İşte bu insanlarla yaşadığımdan beri hissettiğim duygular bunlardı. Buraya ait değil gibiydim ama aynı zamanda buraya ait gibiydim. Bir gün hafızamın yerine gelip de bu insanlardan korkmaktan çok korkuyordum. Evet kısa bir süre olmuştu ama ben bu insanlara çok alışmıştım.
Şimdi bu nereden aklına geldi diye soracaksınız. Hemen anlatayım karşımda bilek güreşi yapan Zülküf ve osman'dan.
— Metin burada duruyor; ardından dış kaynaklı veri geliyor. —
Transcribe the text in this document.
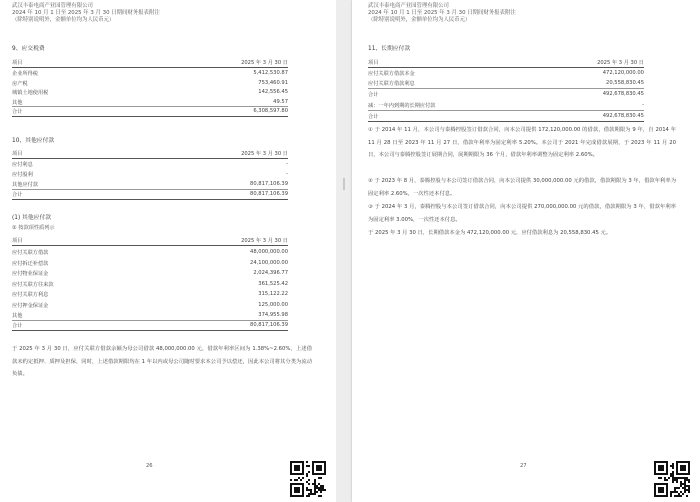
武汉丰泰电商产业园管理有限公司
2024 年 10 月 1 日至 2025 年 3 月 30 日期间财务报表附注
（除特别说明外，金额单位均为人民币元）
9、应交税费
项目	2025 年 3 月 30 日
企业所得税	5,412,530.87
房产税	753,460.91
城镇土地使用税	142,556.45
其他	49.57
合计	6,308,597.80
10、其他应付款
项目	2025 年 3 月 30 日
应付利息	-
应付股利	-
其他应付款	80,817,106.39
合计	80,817,106.39
(1) 其他应付款
① 按款项性质列示
项目	2025 年 3 月 30 日
应付关联方借款	48,000,000.00
应付拆迁补偿款	24,100,000.00
应付物业保证金	2,024,396.77
应付关联方往来款	361,525.42
应付关联方利息	315,122.22
应付押金保证金	125,000.00
其他	374,955.98
合计	80,817,106.39
于 2025 年 3 月 30 日，应付关联方借款余额为母公司借款 48,000,000.00 元，借款年利率区间为 1.38%~2.60%，上述借款未约定抵押、质押及担保，同时，上述借款期限均在 1 年以内或母公司随时要求本公司予以偿还，因此本公司将其分类为流动负债。
26
武汉丰泰电商产业园管理有限公司
2024 年 10 月 1 日至 2025 年 3 月 30 日期间财务报表附注
（除特别说明外，金额单位均为人民币元）
11、长期应付款
项目	2025 年 3 月 30 日
应付关联方借款本金	472,120,000.00
应付关联方借款利息	20,558,830.45
合计	492,678,830.45
减：一年内到期的长期应付款	-
合计	492,678,830.45
① 于 2014 年 11 月，本公司与泰腾控股签订借款合同，向本公司提供 172,120,000.00 的借款，借款期限为 9 年，自 2014 年 11 月 28 日至 2023 年 11 月 27 日，借款年利率为固定利率 5.20%。本公司于 2021 年完成借款展期，于 2023 年 11 月 20 日，本公司与泰腾控股签订展期合同，展期期限为 36 个月，借款年利率调整为固定利率 2.60%。
② 于 2023 年 8 月，泰腾控股与本公司签订借款合同，向本公司提供 30,000,000.00 元的借款，借款期限为 3 年，借款年利率为固定利率 2.60%，一次性还本付息。
③ 于 2024 年 3 月，泰腾控股与本公司签订借款合同，向本公司提供 270,000,000.00 元的借款，借款期限为 3 年，借款年利率为固定利率 3.00%，一次性还本付息。
于 2025 年 3 月 30 日，长期借款本金为 472,120,000.00 元，应付借款利息为 20,558,830.45 元。
27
Evet doğru duydunuz şu anda Zülküf ve Osman karşımda bilek güreşi yapıyorlardı. Rüya bize özgür'le sevgili olduğunu söyledikten sonra çok mutlu olmuştuk.
Arada çok zaman geçmeden herkes bunu öğrenmişti. Herkesten çok büyük tepkiler almıştı ama asıl en büyük tepkiyi tabii ki zülküften almıştı. Zülküf duyduklarına inanamayıp bayılmıştı. Uyandığında ise bir rüya gördüğünü rüyasında ablası ve komutanının sevgili olduğunu söylemişti.
Rüya bunun bir rüya olmadığını bunun gerçek olduğunu söylediğinde dayanamayıp tekrar bayılmıştı. Uzun bir süre Zülküf 'ü ayıltmak için uğraşmışlardı. Sonunda zorla da olsa kabul ettirmişlerdi. Ama hiç mutlu değildi resmen yüzü sirke satıyordu. Oyuncağı elinden alınmış bir çocuk gibi davranıyordu. Ama bu hali asena'ya çok sevimli gelmişti.
Sonunda anlaştığımızda bugün hafta sonu olduğu için hep birlikte pikniğe gelmiştik. Hep birlikte dediğim gerçekten hep birlikteydi ben , rüya , Sevgi ve tüm Turan timi . Şimdi karşımda Osman ve Zülküf bilek güreşi yapıyorlardı. "Lan ecdadını sikerim bileğimi kıracaksın piç". dedi Osman. Sanırım Zülküf tüm sinirini osman'dan çıkarmaya çalışıyordu. İçimdeki diğer herkes onlara bakıp gülüyordu. Bu ikisi resmen tüm timin maskotu olmuşlardı. Resmen ikisi de çocuk gibilerdi. " Lan imamın kafiroğlu Sen de ne nazlı çıktın sanki bileğini kırdık amk."
Bir süre daha tartışmalar devam etmiş daha sonra özgür'ün müdahisiyle herkes masaya oturmuştu. Mesut abi bize mangal yakmıştı. Buna kalpten inanarak söylüyordum bence onun üstüne mangal yapan yoktu. Yemeklerimizi yemiş bütün gün çok eğlenmiştik.
Çaylarımızı içerken Hayri albay'dan bir telefon gelmiş ve Turan timin göreve gitmesi gerekmişti. Kaç gün kalırlardı bilinmezdi ama erken gelmeyecekleri kesindi. Ama asıl benim burada dikkatimi çeken şey sevgi ve Devrim arasında geçen bakışmaydı. Kimse fark etmemişti ama ben fark etmiştim.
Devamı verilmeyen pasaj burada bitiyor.